Use a hydraulic lifter cam if you want but go to something with at least 236 degrees at .050 and you really want something around .585 lift or better.

This will be a pretty healthy 10:1 engine and you definitely will feel the crispness in it vs what you now have.



Pull off those head gaskets and look for sepage marks around the water ports where you were seeing leaks.

Actually one of you pictures shows evidence of something happening around the lower rear water ports. This is where you were seeing leakage.

The heads themselves show surface pitting on the flat surfaces. Those heads should be milled to clean that up.

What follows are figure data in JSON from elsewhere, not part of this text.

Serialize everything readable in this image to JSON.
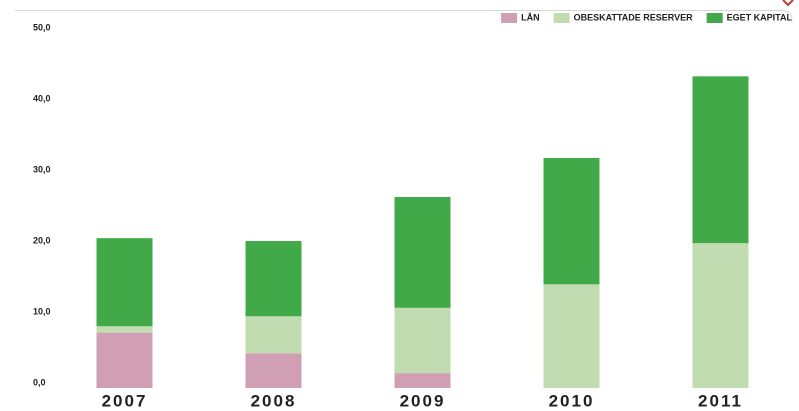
{
  "chart_data": {
    "type": "stacked_bar",
    "categories": [
      "2007",
      "2008",
      "2009",
      "2010",
      "2011"
    ],
    "series": [
      {
        "name": "LÅN",
        "color": "#d09fb3",
        "values": [
          7.8,
          4.9,
          2.1,
          0,
          0
        ]
      },
      {
        "name": "OBESKATTADE RESERVER",
        "color": "#c0dcb0",
        "values": [
          0.9,
          5.2,
          9.2,
          14.6,
          20.4
        ]
      },
      {
        "name": "EGET KAPITAL",
        "color": "#41a947",
        "values": [
          12.4,
          10.6,
          15.6,
          17.8,
          23.5
        ]
      }
    ],
    "ylim": [
      0,
      50
    ],
    "yticks": [
      {
        "value": 0,
        "label": "0,0"
      },
      {
        "value": 10,
        "label": "10,0"
      },
      {
        "value": 20,
        "label": "20,0"
      },
      {
        "value": 30,
        "label": "30,0"
      },
      {
        "value": 40,
        "label": "40,0"
      },
      {
        "value": 50,
        "label": "50,0"
      }
    ],
    "grid": false,
    "legend": "top-right"
  }
}
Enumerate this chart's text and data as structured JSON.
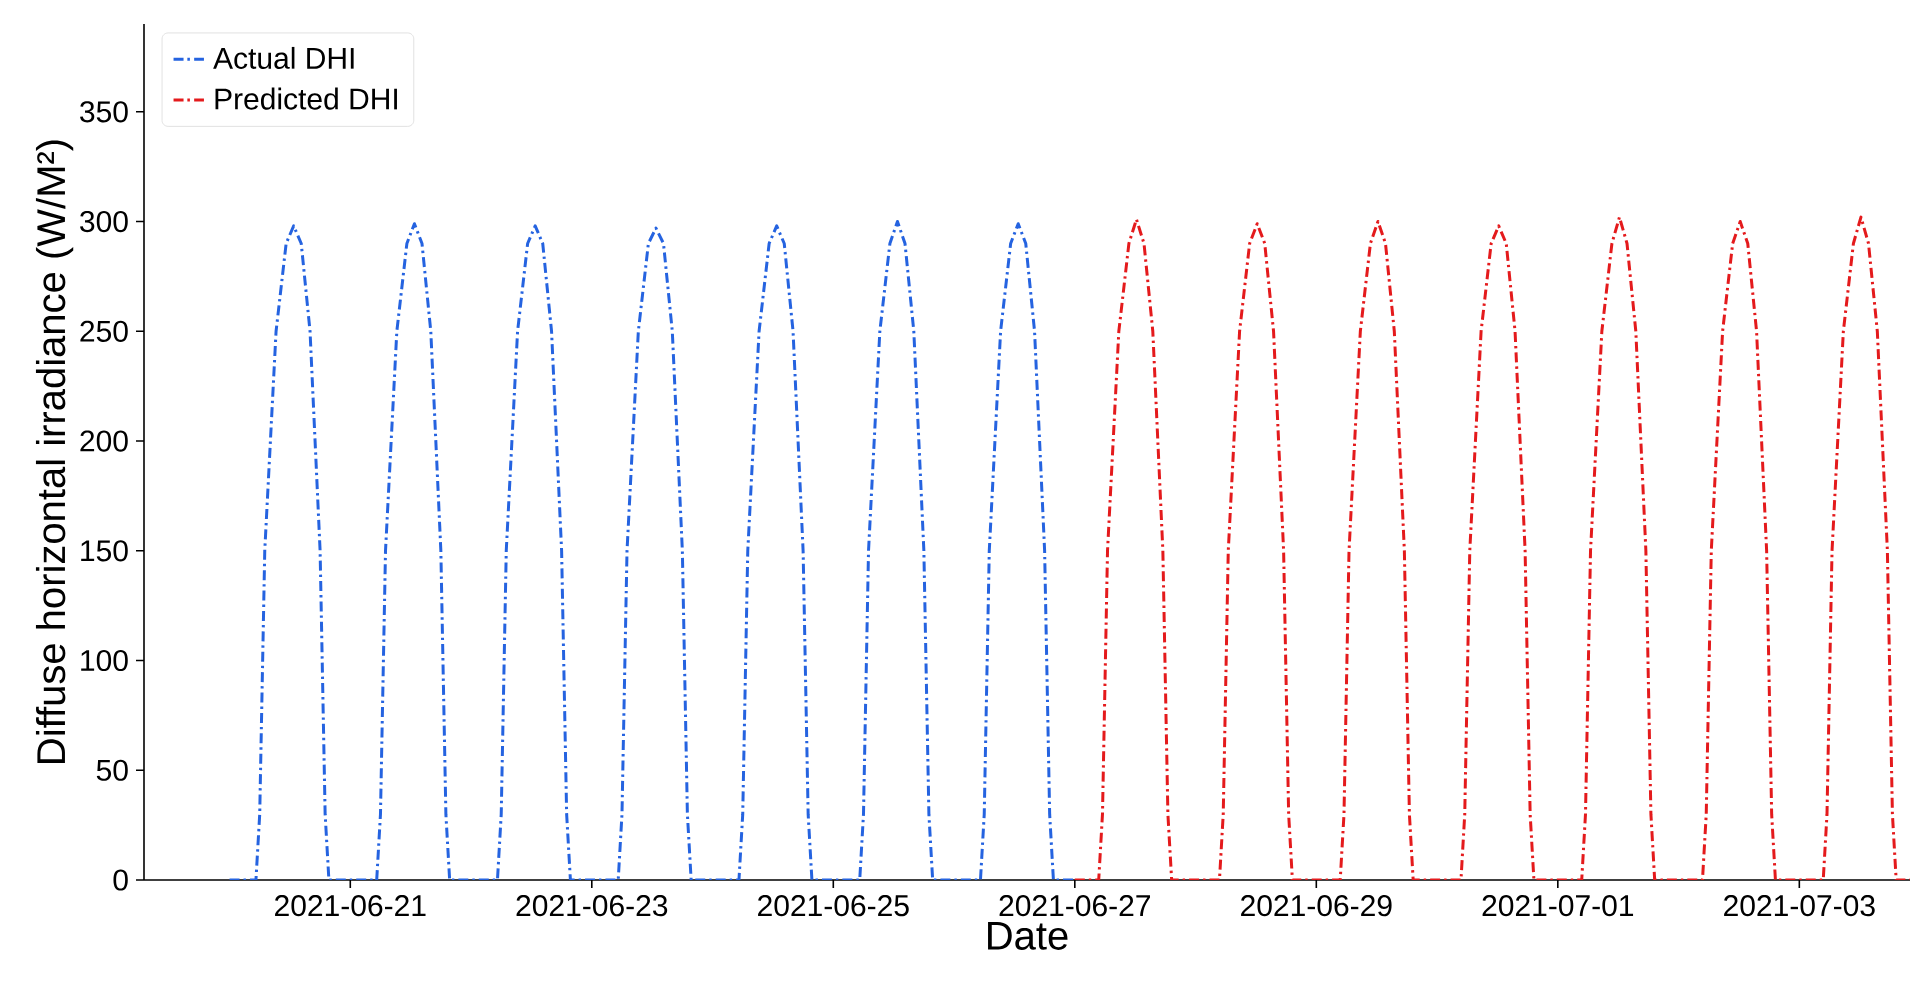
{
  "chart_data": {
    "type": "line",
    "xlabel": "Date",
    "ylabel": "Diffuse horizontal irradiance (W/M²)",
    "xlim": [
      "2021-06-19T07:00",
      "2021-07-03T22:00"
    ],
    "xticks": [
      "2021-06-21",
      "2021-06-23",
      "2021-06-25",
      "2021-06-27",
      "2021-06-29",
      "2021-07-01",
      "2021-07-03"
    ],
    "ylim": [
      0,
      390
    ],
    "yticks": [
      0,
      50,
      100,
      150,
      200,
      250,
      300,
      350
    ],
    "grid": false,
    "legend": "top left",
    "line_style": "dashdot",
    "series": [
      {
        "name": "Actual DHI",
        "color": "#2563e0",
        "x": [
          "2021-06-20T00:00",
          "2021-06-20T05:15",
          "2021-06-20T06:00",
          "2021-06-20T07:00",
          "2021-06-20T09:15",
          "2021-06-20T11:15",
          "2021-06-20T12:45",
          "2021-06-20T14:15",
          "2021-06-20T16:00",
          "2021-06-20T18:00",
          "2021-06-20T19:00",
          "2021-06-20T19:45",
          "2021-06-21T00:00",
          "2021-06-21T05:15",
          "2021-06-21T06:00",
          "2021-06-21T07:00",
          "2021-06-21T09:15",
          "2021-06-21T11:15",
          "2021-06-21T12:45",
          "2021-06-21T14:15",
          "2021-06-21T16:00",
          "2021-06-21T18:00",
          "2021-06-21T19:00",
          "2021-06-21T19:45",
          "2021-06-22T00:00",
          "2021-06-22T05:15",
          "2021-06-22T06:00",
          "2021-06-22T07:00",
          "2021-06-22T09:15",
          "2021-06-22T11:15",
          "2021-06-22T12:45",
          "2021-06-22T14:15",
          "2021-06-22T16:00",
          "2021-06-22T18:00",
          "2021-06-22T19:00",
          "2021-06-22T19:45",
          "2021-06-23T00:00",
          "2021-06-23T05:15",
          "2021-06-23T06:00",
          "2021-06-23T07:00",
          "2021-06-23T09:15",
          "2021-06-23T11:15",
          "2021-06-23T12:45",
          "2021-06-23T14:15",
          "2021-06-23T16:00",
          "2021-06-23T18:00",
          "2021-06-23T19:00",
          "2021-06-23T19:45",
          "2021-06-24T00:00",
          "2021-06-24T05:15",
          "2021-06-24T06:00",
          "2021-06-24T07:00",
          "2021-06-24T09:15",
          "2021-06-24T11:15",
          "2021-06-24T12:45",
          "2021-06-24T14:15",
          "2021-06-24T16:00",
          "2021-06-24T18:00",
          "2021-06-24T19:00",
          "2021-06-24T19:45",
          "2021-06-25T00:00",
          "2021-06-25T05:15",
          "2021-06-25T06:00",
          "2021-06-25T07:00",
          "2021-06-25T09:15",
          "2021-06-25T11:15",
          "2021-06-25T12:45",
          "2021-06-25T14:15",
          "2021-06-25T16:00",
          "2021-06-25T18:00",
          "2021-06-25T19:00",
          "2021-06-25T19:45",
          "2021-06-26T00:00",
          "2021-06-26T05:15",
          "2021-06-26T06:00",
          "2021-06-26T07:00",
          "2021-06-26T09:15",
          "2021-06-26T11:15",
          "2021-06-26T12:45",
          "2021-06-26T14:15",
          "2021-06-26T16:00",
          "2021-06-26T18:00",
          "2021-06-26T19:00",
          "2021-06-26T19:45",
          "2021-06-27T00:00"
        ],
        "values": [
          0,
          0,
          30,
          150,
          250,
          290,
          298,
          290,
          250,
          150,
          30,
          0,
          0,
          0,
          30,
          150,
          250,
          290,
          299,
          290,
          250,
          150,
          30,
          0,
          0,
          0,
          30,
          150,
          250,
          290,
          298,
          290,
          250,
          150,
          30,
          0,
          0,
          0,
          30,
          150,
          250,
          290,
          297,
          290,
          250,
          150,
          30,
          0,
          0,
          0,
          30,
          150,
          250,
          290,
          298,
          290,
          250,
          150,
          30,
          0,
          0,
          0,
          30,
          150,
          250,
          290,
          300,
          290,
          250,
          150,
          30,
          0,
          0,
          0,
          30,
          150,
          250,
          290,
          299,
          290,
          250,
          150,
          30,
          0,
          0
        ]
      },
      {
        "name": "Predicted DHI",
        "color": "#e41a1c",
        "x": [
          "2021-06-27T00:00",
          "2021-06-27T04:45",
          "2021-06-27T05:30",
          "2021-06-27T06:30",
          "2021-06-27T08:45",
          "2021-06-27T10:45",
          "2021-06-27T12:15",
          "2021-06-27T13:45",
          "2021-06-27T15:30",
          "2021-06-27T17:30",
          "2021-06-27T18:30",
          "2021-06-27T19:15",
          "2021-06-28T00:00",
          "2021-06-28T04:45",
          "2021-06-28T05:30",
          "2021-06-28T06:30",
          "2021-06-28T08:45",
          "2021-06-28T10:45",
          "2021-06-28T12:15",
          "2021-06-28T13:45",
          "2021-06-28T15:30",
          "2021-06-28T17:30",
          "2021-06-28T18:30",
          "2021-06-28T19:15",
          "2021-06-29T00:00",
          "2021-06-29T04:45",
          "2021-06-29T05:30",
          "2021-06-29T06:30",
          "2021-06-29T08:45",
          "2021-06-29T10:45",
          "2021-06-29T12:15",
          "2021-06-29T13:45",
          "2021-06-29T15:30",
          "2021-06-29T17:30",
          "2021-06-29T18:30",
          "2021-06-29T19:15",
          "2021-06-30T00:00",
          "2021-06-30T04:45",
          "2021-06-30T05:30",
          "2021-06-30T06:30",
          "2021-06-30T08:45",
          "2021-06-30T10:45",
          "2021-06-30T12:15",
          "2021-06-30T13:45",
          "2021-06-30T15:30",
          "2021-06-30T17:30",
          "2021-06-30T18:30",
          "2021-06-30T19:15",
          "2021-07-01T00:00",
          "2021-07-01T04:45",
          "2021-07-01T05:30",
          "2021-07-01T06:30",
          "2021-07-01T08:45",
          "2021-07-01T10:45",
          "2021-07-01T12:15",
          "2021-07-01T13:45",
          "2021-07-01T15:30",
          "2021-07-01T17:30",
          "2021-07-01T18:30",
          "2021-07-01T19:15",
          "2021-07-02T00:00",
          "2021-07-02T04:45",
          "2021-07-02T05:30",
          "2021-07-02T06:30",
          "2021-07-02T08:45",
          "2021-07-02T10:45",
          "2021-07-02T12:15",
          "2021-07-02T13:45",
          "2021-07-02T15:30",
          "2021-07-02T17:30",
          "2021-07-02T18:30",
          "2021-07-02T19:15",
          "2021-07-03T00:00",
          "2021-07-03T04:45",
          "2021-07-03T05:30",
          "2021-07-03T06:30",
          "2021-07-03T08:45",
          "2021-07-03T10:45",
          "2021-07-03T12:15",
          "2021-07-03T13:45",
          "2021-07-03T15:30",
          "2021-07-03T17:30",
          "2021-07-03T18:30",
          "2021-07-03T19:15",
          "2021-07-03T22:00"
        ],
        "values": [
          0,
          0,
          30,
          150,
          250,
          290,
          301,
          290,
          250,
          150,
          30,
          0,
          0,
          0,
          30,
          150,
          250,
          290,
          299,
          290,
          250,
          150,
          30,
          0,
          0,
          0,
          30,
          150,
          250,
          290,
          300,
          290,
          250,
          150,
          30,
          0,
          0,
          0,
          30,
          150,
          250,
          290,
          298,
          290,
          250,
          150,
          30,
          0,
          0,
          0,
          30,
          150,
          250,
          290,
          302,
          290,
          250,
          150,
          30,
          0,
          0,
          0,
          30,
          150,
          250,
          290,
          300,
          290,
          250,
          150,
          30,
          0,
          0,
          0,
          30,
          150,
          250,
          290,
          302,
          290,
          250,
          150,
          30,
          0,
          0
        ]
      }
    ]
  }
}
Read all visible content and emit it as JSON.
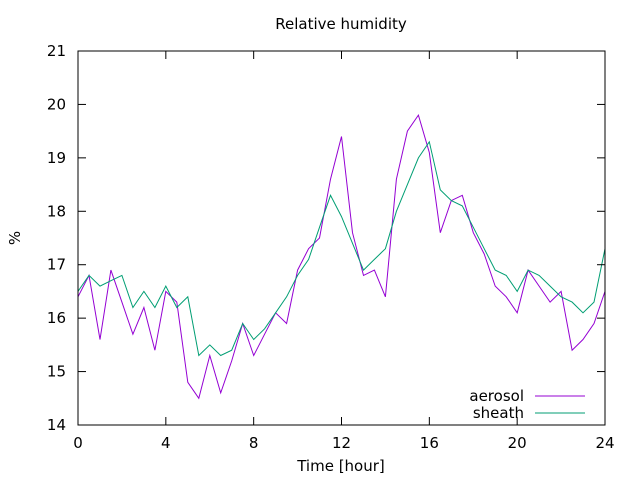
{
  "chart_data": {
    "type": "line",
    "title": "Relative humidity",
    "xlabel": "Time [hour]",
    "ylabel": "%",
    "xlim": [
      0,
      24
    ],
    "ylim": [
      14,
      21
    ],
    "xticks": [
      0,
      4,
      8,
      12,
      16,
      20,
      24
    ],
    "yticks": [
      14,
      15,
      16,
      17,
      18,
      19,
      20,
      21
    ],
    "grid": false,
    "legend": "bottom-right",
    "x": [
      0,
      0.5,
      1,
      1.5,
      2,
      2.5,
      3,
      3.5,
      4,
      4.5,
      5,
      5.5,
      6,
      6.5,
      7,
      7.5,
      8,
      8.5,
      9,
      9.5,
      10,
      10.5,
      11,
      11.5,
      12,
      12.5,
      13,
      13.5,
      14,
      14.5,
      15,
      15.5,
      16,
      16.5,
      17,
      17.5,
      18,
      18.5,
      19,
      19.5,
      20,
      20.5,
      21,
      21.5,
      22,
      22.5,
      23,
      23.5,
      24
    ],
    "series": [
      {
        "name": "aerosol",
        "color": "#9400d3",
        "values": [
          16.4,
          16.8,
          15.6,
          16.9,
          16.3,
          15.7,
          16.2,
          15.4,
          16.5,
          16.3,
          14.8,
          14.5,
          15.3,
          14.6,
          15.2,
          15.9,
          15.3,
          15.7,
          16.1,
          15.9,
          16.9,
          17.3,
          17.5,
          18.6,
          19.4,
          17.6,
          16.8,
          16.9,
          16.4,
          18.6,
          19.5,
          19.8,
          19.1,
          17.6,
          18.2,
          18.3,
          17.6,
          17.2,
          16.6,
          16.4,
          16.1,
          16.9,
          16.6,
          16.3,
          16.5,
          15.4,
          15.6,
          15.9,
          16.5
        ]
      },
      {
        "name": "sheath",
        "color": "#009e73",
        "values": [
          16.5,
          16.8,
          16.6,
          16.7,
          16.8,
          16.2,
          16.5,
          16.2,
          16.6,
          16.2,
          16.4,
          15.3,
          15.5,
          15.3,
          15.4,
          15.9,
          15.6,
          15.8,
          16.1,
          16.4,
          16.8,
          17.1,
          17.7,
          18.3,
          17.9,
          17.4,
          16.9,
          17.1,
          17.3,
          18.0,
          18.5,
          19.0,
          19.3,
          18.4,
          18.2,
          18.1,
          17.7,
          17.3,
          16.9,
          16.8,
          16.5,
          16.9,
          16.8,
          16.6,
          16.4,
          16.3,
          16.1,
          16.3,
          17.3
        ]
      }
    ]
  }
}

I would think at least .010" but that depends on how deep the worst pits are.

It is possible that a couple of those pits are holed through from the inside as a result of a bad casting and casting flash getting dislodged?



Chances are it is just the head gaskets themselves.

Many actually will "rot" out around the water passages neat the corner head bolts, oh and use new head bolts and make sure you use the Fel-pro gaskets and torque them down in sequence as the shop manual indicates.



It is entirely possible and most likely, when that engine was apart to go .020 over, the heads weren't torqued down properly.

The Clevelands need to be really tight on the head bolts.



I personally wouldn't use the Aussie 2v heads unless they were fully ported but then if you were going to spend that money, there are better heads to use.

That much porting isn't cheap to do.

Those are just good if you want to spend the least amount on a rebuild and get additional street grunt.


Even ported, those will fall on their face under head to head comparisons with a closed chamber 4v and the right camshaft.